Domestication as a form of evolution was a primary theme of panel discussions during the week of events known as Darwin Days 2011. On Wednesday, February 8, attendees pondered the evolutionary fates of the cow, the horse, and the dog during the discussion “Evolution of Barnyard Animals,” which was presented by three specialists from the College of Veterinary Medicine and led by Prof. John Hermanson, biomedical sciences.
The dairy cows of modern dairy farms evolved from primordial oxen, like yaks, that gave only paltry amounts of milk. Compared to their ancestors, today’s cows have been bred, selected and managed to be milk-making machines, producing continuously higher volumes of milk per cow since the 1940s.
Prof. Daryl Nydam, population medicine and diagnostic sciences, argued that the higher efficiency of dairy cows today –– measured as the energy needed to make a gallon of milk –– leads to a more efficient use of resources. All cows need about the same amount of energy for maintenance, but they need increasing amounts of energy to make milk. When individual cows produce more gallons of milk, the maintenance energy they need is divided over every gallon they make, called “the dilution effect.” Nydam explained, every gallon of milk requires less energy overall.
More efficient use of energy means less environmental impact, Nydam said, citing a controversial study published by Cornell Animal Science Professor Dale Bauman’s group in 2009 that looked at the total energy inputs needed to produce milk. “The carbon footprint of the average U.S. dairy cow has indeed doubled,” Nydam said. “The carbon footprint of a gallon of milk has been reduced by two-thirds … Productivity is the reason for that.”
The horse, on the other hand, has been domesticated for performance. “Horses are very good at running fast in straight lines,” equine surgeon Jonathan Cheetham, clinical sciences, explained. He detailed the impressive physiology of the horse during the discussion.
Horses outshine human performance athletes like marathon runners in one important aspect: their respiratory changes during peak exercise. The rate of breaths is linked to racehorse’s stride. They take a breath with every step, unlike humans, whose respiratory frequency goes up as they exercise. As a result, horses have to breath in 18 L of air in a quarter of a second when running at full speed, through a long, delicate respiratory system about 1.5 meters long. Cheetham explained the consequence is that “a very small dysfunction in the upper airway of a modern horse leads to a very large change in performance.”
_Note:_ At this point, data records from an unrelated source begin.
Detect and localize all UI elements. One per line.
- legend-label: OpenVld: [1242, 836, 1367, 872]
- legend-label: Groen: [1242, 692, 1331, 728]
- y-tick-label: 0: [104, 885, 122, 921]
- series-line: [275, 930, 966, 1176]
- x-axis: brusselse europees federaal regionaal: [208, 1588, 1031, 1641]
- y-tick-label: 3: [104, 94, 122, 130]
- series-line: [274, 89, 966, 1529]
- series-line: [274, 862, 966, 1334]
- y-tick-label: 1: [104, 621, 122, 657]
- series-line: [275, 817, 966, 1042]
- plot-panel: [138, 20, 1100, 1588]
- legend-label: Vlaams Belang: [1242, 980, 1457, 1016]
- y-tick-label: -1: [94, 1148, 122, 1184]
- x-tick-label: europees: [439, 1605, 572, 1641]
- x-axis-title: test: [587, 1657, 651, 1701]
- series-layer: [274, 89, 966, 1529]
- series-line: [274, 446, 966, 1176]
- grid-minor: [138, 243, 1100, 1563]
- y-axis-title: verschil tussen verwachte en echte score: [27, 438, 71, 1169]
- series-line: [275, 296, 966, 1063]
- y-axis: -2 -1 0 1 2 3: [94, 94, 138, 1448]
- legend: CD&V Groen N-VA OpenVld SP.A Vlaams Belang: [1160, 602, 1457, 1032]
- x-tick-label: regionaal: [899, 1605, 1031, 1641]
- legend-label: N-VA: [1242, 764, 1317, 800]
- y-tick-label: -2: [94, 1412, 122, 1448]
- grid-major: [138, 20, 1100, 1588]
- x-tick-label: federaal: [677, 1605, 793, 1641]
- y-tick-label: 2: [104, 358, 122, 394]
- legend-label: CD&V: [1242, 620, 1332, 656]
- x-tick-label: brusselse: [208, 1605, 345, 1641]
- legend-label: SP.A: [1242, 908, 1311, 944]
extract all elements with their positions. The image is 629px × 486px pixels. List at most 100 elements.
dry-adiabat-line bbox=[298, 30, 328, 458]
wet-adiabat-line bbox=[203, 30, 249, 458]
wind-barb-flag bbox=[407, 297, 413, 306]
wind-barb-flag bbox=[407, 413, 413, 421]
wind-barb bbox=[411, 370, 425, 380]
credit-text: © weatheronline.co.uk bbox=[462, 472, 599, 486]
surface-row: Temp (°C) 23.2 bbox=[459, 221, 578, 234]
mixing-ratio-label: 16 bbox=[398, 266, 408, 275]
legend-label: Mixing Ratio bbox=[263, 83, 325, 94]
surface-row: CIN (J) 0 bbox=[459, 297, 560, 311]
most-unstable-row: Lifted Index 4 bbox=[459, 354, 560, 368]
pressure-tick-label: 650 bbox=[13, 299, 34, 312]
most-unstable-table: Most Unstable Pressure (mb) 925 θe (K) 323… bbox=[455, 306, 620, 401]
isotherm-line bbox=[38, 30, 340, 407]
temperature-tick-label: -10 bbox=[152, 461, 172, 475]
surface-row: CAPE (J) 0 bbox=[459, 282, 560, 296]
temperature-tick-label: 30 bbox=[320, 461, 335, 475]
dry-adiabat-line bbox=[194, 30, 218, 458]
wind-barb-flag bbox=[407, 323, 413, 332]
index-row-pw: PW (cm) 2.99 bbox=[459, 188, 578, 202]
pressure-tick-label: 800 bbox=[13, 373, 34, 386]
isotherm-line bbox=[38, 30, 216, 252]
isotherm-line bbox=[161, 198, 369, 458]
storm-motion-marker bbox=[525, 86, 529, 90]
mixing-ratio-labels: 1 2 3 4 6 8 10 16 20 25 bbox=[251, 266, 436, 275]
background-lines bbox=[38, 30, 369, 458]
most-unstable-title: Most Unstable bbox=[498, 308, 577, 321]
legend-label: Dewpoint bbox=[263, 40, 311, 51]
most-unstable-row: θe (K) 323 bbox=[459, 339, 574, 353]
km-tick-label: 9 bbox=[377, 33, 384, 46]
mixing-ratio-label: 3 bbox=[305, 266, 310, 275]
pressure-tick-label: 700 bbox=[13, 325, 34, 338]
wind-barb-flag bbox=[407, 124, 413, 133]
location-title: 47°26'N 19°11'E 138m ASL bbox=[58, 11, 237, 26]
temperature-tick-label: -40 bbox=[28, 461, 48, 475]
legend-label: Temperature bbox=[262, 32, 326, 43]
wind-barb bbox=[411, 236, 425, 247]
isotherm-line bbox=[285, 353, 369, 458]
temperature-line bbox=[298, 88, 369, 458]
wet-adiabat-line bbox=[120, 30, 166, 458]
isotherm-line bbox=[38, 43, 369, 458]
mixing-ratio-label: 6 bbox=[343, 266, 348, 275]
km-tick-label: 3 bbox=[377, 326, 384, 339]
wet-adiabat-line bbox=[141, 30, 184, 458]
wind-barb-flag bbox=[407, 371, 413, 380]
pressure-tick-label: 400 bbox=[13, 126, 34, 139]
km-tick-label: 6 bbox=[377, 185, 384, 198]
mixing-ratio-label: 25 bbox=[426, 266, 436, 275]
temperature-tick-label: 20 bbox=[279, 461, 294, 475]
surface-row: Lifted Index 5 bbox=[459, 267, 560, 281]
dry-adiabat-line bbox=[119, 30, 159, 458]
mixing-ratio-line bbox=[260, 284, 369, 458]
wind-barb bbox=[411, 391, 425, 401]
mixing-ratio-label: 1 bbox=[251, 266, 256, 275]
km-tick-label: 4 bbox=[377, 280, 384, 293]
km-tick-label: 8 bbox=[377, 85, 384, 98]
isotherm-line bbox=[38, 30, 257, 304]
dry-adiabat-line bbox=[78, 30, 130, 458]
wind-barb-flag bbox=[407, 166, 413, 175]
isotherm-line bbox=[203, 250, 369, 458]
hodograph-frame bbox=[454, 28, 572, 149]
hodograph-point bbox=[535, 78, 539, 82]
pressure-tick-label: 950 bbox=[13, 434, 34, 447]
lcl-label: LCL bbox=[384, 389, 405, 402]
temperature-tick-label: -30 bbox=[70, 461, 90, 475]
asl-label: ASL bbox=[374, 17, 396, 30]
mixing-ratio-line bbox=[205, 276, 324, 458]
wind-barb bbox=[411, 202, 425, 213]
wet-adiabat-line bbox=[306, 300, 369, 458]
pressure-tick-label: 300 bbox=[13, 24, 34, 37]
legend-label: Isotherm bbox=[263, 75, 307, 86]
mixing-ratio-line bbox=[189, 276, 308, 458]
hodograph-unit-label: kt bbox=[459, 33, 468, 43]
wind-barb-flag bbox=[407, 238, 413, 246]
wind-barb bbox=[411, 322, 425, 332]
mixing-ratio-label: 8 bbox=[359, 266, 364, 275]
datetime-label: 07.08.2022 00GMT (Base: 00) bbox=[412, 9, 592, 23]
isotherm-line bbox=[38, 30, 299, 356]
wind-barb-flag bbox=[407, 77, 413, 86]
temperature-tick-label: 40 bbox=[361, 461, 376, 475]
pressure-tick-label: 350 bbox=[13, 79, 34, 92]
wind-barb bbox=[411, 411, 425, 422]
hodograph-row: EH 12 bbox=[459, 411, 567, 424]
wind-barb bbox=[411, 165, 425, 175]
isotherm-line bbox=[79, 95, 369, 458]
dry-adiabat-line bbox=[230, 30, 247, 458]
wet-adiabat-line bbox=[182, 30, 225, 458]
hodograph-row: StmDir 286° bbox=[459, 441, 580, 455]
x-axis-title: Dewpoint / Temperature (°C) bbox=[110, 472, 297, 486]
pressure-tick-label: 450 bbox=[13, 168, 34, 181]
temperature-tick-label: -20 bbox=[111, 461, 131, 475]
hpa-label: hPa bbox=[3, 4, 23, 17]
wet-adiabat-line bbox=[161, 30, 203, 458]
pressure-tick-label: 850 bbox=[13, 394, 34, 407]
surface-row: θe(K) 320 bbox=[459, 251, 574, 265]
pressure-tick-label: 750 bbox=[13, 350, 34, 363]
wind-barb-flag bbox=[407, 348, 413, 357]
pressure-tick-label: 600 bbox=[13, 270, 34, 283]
Horses’ legs are also adapted to make them super athletes. Their muscles are concentrated on the top of the leg, while the bottom part of the limb is mostly bone and tendons, resulting in a long lever arm that can generate more force at the bottom of the leg. Horse’s front legs function as springs, as the tendons on the bottom and the muscles on the top absorb forces greater than 9 g’s of deceleration as the horse lands, and then push the leg back up. “People have used the analogy that horses are on a pogo stick on their front legs, and that they’re being propelled by their hind legs,” Cheetham said.
Another such relationship is that of dogs and humans, which began a very long time ago. Bones of dogs found in archeological sites in Russia indicate dogs, as a new species, were associating with humans up to 17,000 years ago, explained Prof. Gregory Acland, medical genetics, during the final presentation of the discussion. Acland traced the trajectory of dogs’ evolution and argued that they coevolved with humans.
Dogs evolved from small Southern wolves from Southeast Asia, India, and China, not from the large gray Northern wolves most people imagine. Wolves coexisted with other species of human ancestors like Homo neanderthalensis and Homo erectus for thousands of years, even a quarter of a billion years, but no evidence suggests these species contributed to the domestication of dogs. Homo sapiens like us, however, caused an almost instantaneous divergence. According to Acland, based on available archeological data, about 42,000 years ago, “modern humans walked out of Africa, met wolves, and the process of divergence took place instantly, in evolutionary terms.”
One of the most important reasons that allowed dogs to evolve from wolves once they met H. sapiens, Acland claimed, is the behavioral commonalities between wolves and modern humans. Modern humans had similar running-based hunting strategies like wolves, unlike Neanderthals. Wolves, too, understand subtle eye gazes humans use to communicate. The white foreground of human eyes allowed wolves to follow them much better than they could follow the eyes of other human ancestors, posited Acland. “The emergence of gracile, hairless, white-eyed long legged wandering humans from Africa provided an ecological niche for which a subset of wolves began to evolve into what we now know as dogs, and that happened extremely rapidly, ” Acland concluded.